Globalstar heads into the week having barely moved — down 0.13% — yet its EPS momentum story is among the strongest in the market, creating a visible tension with a multiple that demands perfection.
The EPS picture is the standout signal right now. GSAT ranks in the 100th percentile for 30-day EPS momentum and the 99th percentile for EPS surprise, meaning the company has been consistently beating estimates at a rate that almost nothing else can match. Forward EPS is running 87% higher year-on-year. That's the bull case in compressed form: the earnings revision cycle is working hard in the stock's favour, and the market has been rewarding it — the stock is up 34% year-to-date, closing Friday at $81.98.
The short setup offers little drama at this level. Short interest is a modest 2.7% of free float — up 5% on the week but coming off a lower base after a 2% decline over the prior month. That is not a heavily shorted name. Borrow conditions are relaxed: availability is wide, and the cost to borrow at 0.60% is essentially negligible even after roughly doubling over seven days. The ORTEX short score of 44.3 out of 100 reflects a relatively subdued short-side setup. Options traders are similarly unmoved. The put/call ratio of 0.42 is fractionally below its 20-day average of 0.43, with a z-score near zero — no unusual hedging demand, no directional bet from the derivatives market.
Where the story gets complicated is valuation. GSAT trades at an EV/EBITDA of roughly 67–69x and an EV/revenue of 34x against estimated revenue of ~$299 million. Net income remains negative at -$49 million. The P/E on a last-close basis is around 155x.
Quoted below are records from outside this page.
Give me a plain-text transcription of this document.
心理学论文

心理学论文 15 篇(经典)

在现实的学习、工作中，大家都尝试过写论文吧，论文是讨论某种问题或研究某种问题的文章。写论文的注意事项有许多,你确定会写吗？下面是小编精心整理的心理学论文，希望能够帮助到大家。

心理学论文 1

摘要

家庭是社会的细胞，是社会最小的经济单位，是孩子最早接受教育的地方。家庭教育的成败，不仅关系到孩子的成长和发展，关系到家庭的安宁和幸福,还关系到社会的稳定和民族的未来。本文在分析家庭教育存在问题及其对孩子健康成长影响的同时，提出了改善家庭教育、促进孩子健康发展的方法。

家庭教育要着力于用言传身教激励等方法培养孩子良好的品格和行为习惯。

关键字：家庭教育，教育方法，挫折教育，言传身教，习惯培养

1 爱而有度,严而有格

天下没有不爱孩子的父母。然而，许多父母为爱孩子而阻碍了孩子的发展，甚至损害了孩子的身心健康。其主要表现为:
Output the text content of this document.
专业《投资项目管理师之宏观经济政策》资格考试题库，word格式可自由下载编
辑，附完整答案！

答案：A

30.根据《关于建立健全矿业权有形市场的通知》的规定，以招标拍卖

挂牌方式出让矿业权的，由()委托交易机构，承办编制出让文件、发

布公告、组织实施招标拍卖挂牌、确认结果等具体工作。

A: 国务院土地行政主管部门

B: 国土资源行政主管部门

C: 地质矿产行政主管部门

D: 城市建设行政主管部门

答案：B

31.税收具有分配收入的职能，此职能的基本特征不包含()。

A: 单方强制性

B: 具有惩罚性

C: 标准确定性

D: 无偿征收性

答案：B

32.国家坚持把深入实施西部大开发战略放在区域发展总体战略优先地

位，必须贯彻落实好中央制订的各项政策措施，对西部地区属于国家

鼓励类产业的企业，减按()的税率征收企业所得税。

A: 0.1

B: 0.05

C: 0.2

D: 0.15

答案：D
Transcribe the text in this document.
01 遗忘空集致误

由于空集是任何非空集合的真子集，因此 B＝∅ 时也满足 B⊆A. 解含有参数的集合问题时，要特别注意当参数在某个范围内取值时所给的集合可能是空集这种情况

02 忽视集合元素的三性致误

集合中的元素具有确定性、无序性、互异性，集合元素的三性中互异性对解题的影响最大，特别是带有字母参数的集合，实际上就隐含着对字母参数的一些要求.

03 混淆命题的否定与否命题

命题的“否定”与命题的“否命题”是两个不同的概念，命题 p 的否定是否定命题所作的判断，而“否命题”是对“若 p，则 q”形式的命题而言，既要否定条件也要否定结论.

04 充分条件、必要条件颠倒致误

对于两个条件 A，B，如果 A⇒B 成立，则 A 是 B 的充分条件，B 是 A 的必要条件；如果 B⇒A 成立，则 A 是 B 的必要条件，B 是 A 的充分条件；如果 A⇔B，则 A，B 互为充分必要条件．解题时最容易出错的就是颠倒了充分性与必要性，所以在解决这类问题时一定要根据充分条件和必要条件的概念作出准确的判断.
These are multiples that assume a very long runway of high-margin growth — any miss on execution shows up immediately in the stock. The EV/EBIT factor score ranks in the 2nd percentile, flagging how stretched the multiple is relative to the universe. Bulls point to the Apple satellite connectivity deal as a structural re-rating catalyst; bears note that $10 billion in enterprise value against sub-$300 million in revenue is a steep price for a company still burning cash on a net income basis.
The analyst data here carries a caveat: the most recent changes are from November 2025, with B. Riley maintaining Buy and raising its target to $75. The current stock price of $81.98 has already blown through those targets, so street estimates are stale relative to where the stock trades. The mean price target of $90 implies roughly 10% upside, but given the gap between when those targets were set and the stock's subsequent rally, the figure deserves scepticism. No bellwether firm action has crossed the tape in the past 14 days.
Institutional ownership reflects a highly concentrated structure. James Monroe controls 57.5% of shares. The next largest holders — Vanguard at 3.9% and BlackRock at 3.3% — have been adding modestly. FMR (Fidelity) added nearly 695,000 shares as of April 30, the largest incremental purchase in the holder list. On the insider side, CFO Rebecca Clary received equity awards in both mid-April and late April before selling approximately 8,000 shares across two transactions at prices around $79–81 — routine post-award sales rather than a signal of conviction either way.
Next earnings is scheduled for August 5. The last print on May 13 produced a muted one-day move of -0.7%. The February result moved the stock 7% higher on day one before giving back 2.5% over the following week. With the Q1 2026 report now in the rearview, the next catalyst window is squarely in August — and by then the market will want to see whether the revenue and EBITDA trajectory justifies what is already a demanding multiple.